The British monarchy was a constitutional monarchy with almost all of the real power devolved to the nobles and the commons by the time of the French Revolution, quite unlike the French monarchy prior to the revolution. It's a fallacy to compare the two. The American revolution was an issue of home rule, not an issue of democracy vs. monarchy. And not the first such conflict the British Empire would face.
The Wars of the French Revolution were monarchist wars, waged to protect Europe's monarchs from the seeds of dissension spread from the revolution. So, technically, were the Napoleonic wars, as Napoleon was an emperor. However, the Napoleonic Code was a step forward for civil rights in Europe.

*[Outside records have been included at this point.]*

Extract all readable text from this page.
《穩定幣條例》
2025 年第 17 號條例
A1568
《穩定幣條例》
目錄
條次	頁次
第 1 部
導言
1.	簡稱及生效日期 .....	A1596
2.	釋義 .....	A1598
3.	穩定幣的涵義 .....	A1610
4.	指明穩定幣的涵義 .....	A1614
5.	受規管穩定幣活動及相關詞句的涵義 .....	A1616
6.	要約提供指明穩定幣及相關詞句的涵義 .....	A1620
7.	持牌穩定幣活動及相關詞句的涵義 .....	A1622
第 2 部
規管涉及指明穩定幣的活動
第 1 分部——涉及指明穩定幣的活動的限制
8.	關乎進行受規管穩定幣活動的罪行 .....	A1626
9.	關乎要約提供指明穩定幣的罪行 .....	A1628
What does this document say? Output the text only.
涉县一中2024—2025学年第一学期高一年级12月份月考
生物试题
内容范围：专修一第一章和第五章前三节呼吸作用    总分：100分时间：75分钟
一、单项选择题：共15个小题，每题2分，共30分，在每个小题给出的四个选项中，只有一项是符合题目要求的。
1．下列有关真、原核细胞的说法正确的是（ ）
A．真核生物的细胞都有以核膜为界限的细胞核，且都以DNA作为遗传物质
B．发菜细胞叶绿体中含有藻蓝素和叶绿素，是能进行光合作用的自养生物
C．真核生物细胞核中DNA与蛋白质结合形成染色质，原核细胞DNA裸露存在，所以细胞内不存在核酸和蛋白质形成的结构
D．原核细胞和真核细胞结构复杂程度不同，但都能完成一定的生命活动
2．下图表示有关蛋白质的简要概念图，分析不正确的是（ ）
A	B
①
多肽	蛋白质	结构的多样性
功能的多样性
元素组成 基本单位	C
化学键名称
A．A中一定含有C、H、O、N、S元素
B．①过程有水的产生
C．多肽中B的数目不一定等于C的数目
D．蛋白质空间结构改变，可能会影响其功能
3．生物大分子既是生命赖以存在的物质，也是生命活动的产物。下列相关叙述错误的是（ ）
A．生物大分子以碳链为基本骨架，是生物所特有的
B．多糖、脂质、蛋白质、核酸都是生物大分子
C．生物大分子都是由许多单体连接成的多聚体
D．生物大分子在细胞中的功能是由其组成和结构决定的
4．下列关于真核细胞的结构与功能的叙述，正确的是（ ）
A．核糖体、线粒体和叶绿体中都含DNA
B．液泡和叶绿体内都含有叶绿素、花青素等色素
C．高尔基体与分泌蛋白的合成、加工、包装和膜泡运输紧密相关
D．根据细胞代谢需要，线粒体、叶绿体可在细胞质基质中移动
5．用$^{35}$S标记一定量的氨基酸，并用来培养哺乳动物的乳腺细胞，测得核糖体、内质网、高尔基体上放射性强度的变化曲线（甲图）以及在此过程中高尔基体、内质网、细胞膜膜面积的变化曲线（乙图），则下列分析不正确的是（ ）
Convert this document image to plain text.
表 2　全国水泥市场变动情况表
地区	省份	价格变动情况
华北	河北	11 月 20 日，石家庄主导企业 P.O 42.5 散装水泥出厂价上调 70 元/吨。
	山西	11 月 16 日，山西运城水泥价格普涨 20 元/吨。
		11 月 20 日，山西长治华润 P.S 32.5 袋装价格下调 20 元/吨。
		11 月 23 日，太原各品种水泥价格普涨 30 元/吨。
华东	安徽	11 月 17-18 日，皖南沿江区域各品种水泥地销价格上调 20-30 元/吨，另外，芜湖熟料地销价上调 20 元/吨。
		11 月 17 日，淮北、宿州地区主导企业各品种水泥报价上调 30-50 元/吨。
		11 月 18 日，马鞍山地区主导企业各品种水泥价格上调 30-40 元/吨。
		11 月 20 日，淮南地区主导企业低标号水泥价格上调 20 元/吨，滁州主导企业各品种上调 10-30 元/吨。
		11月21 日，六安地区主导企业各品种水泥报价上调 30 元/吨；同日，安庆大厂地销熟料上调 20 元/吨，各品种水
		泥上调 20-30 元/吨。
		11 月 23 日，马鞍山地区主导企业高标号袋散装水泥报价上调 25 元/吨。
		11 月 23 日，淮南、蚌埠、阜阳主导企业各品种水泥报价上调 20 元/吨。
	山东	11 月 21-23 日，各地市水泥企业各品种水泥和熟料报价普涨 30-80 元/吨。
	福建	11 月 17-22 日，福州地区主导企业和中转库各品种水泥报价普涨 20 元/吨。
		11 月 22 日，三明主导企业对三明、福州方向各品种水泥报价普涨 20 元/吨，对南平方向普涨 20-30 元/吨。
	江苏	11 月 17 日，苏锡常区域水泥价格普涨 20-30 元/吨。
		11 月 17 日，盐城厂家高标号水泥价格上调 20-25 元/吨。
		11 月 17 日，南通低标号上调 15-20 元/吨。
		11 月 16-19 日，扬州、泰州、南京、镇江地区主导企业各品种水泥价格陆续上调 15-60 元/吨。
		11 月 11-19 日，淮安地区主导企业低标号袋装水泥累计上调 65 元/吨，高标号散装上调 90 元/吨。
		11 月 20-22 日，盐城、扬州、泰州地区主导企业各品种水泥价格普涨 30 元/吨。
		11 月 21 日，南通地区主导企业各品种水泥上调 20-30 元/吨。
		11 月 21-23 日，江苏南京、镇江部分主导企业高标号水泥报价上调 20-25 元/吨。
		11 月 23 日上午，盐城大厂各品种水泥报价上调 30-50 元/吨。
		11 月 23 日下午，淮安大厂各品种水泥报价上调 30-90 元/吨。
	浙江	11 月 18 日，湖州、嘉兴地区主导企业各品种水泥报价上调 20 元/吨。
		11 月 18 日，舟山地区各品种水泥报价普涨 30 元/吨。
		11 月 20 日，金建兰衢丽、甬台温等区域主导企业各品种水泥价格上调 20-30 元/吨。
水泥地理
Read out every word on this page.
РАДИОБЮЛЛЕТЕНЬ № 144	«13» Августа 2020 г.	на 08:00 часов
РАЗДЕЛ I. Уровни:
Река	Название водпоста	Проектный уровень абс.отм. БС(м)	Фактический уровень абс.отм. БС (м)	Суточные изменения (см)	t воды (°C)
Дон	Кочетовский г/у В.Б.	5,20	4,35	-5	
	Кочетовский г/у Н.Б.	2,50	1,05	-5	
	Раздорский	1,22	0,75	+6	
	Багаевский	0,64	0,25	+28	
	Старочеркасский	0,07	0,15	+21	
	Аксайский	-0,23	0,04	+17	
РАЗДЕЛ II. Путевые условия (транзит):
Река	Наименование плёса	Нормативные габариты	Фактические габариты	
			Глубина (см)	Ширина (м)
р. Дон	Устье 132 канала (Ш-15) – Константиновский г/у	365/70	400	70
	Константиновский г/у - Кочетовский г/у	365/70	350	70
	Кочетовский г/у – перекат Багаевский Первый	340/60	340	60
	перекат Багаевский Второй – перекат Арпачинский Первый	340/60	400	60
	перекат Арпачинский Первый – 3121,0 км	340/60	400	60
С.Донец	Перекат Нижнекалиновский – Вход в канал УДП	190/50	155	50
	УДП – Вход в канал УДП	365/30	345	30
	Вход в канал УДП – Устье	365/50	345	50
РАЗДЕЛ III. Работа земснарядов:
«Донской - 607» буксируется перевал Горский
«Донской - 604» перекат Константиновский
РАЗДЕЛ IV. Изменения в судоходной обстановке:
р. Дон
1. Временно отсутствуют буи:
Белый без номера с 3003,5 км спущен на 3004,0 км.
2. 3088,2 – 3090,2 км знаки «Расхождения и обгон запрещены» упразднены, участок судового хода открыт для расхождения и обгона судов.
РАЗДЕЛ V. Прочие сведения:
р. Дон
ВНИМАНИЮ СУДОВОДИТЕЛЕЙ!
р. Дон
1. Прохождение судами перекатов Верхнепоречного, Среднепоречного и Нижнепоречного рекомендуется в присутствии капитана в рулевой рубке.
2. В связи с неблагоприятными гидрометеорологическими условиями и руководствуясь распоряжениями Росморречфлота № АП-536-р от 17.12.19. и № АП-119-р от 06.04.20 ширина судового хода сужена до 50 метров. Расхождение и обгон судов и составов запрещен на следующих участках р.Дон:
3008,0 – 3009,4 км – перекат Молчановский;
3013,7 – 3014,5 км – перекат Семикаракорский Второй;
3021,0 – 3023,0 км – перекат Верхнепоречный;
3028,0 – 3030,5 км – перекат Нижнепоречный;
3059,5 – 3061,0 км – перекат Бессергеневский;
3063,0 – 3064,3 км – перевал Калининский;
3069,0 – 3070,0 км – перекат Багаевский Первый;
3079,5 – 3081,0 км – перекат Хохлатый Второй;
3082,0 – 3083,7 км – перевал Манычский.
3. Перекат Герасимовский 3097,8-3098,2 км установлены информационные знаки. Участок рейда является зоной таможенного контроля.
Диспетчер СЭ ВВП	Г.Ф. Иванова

The aggressors in WWI and WWII were either monarchies or dictatorships: Germany under the Kaiser, Austia-Hungary under the Habsburg monarchy, the Ottomans under their monarchy, Germany and Italy under fascist dictatorships, and Japan under a monarchy. At best you can pin Nazi Germany under the banner of democracy, since the Nazis were technically elected to parliament (after their street thugs started the Reichstag fire and beat up all the opposition). But since the Nazis were outspoken detractors of the very idea of democracy, even that is a stretch.
I don't think you have a full understanding of just how messy the French Revolution was. Are you familiar with the war in the Vendee? http://en.wikipedia.org/wiki/War_in_the_Vendee
How about the Committee of Public Safety? http://en.wikipedia.org/wiki/Committee_of_Public_Safety
> The French Revolution was a step forward for humanity, no matter how messy it was.
(from http://news.ycombinator.com/item?id=868344)
The idea that the government should kill protesters might seem far too disrespectful of human life, but then, doesn't the word "messy" in the above quote evoke the same reaction?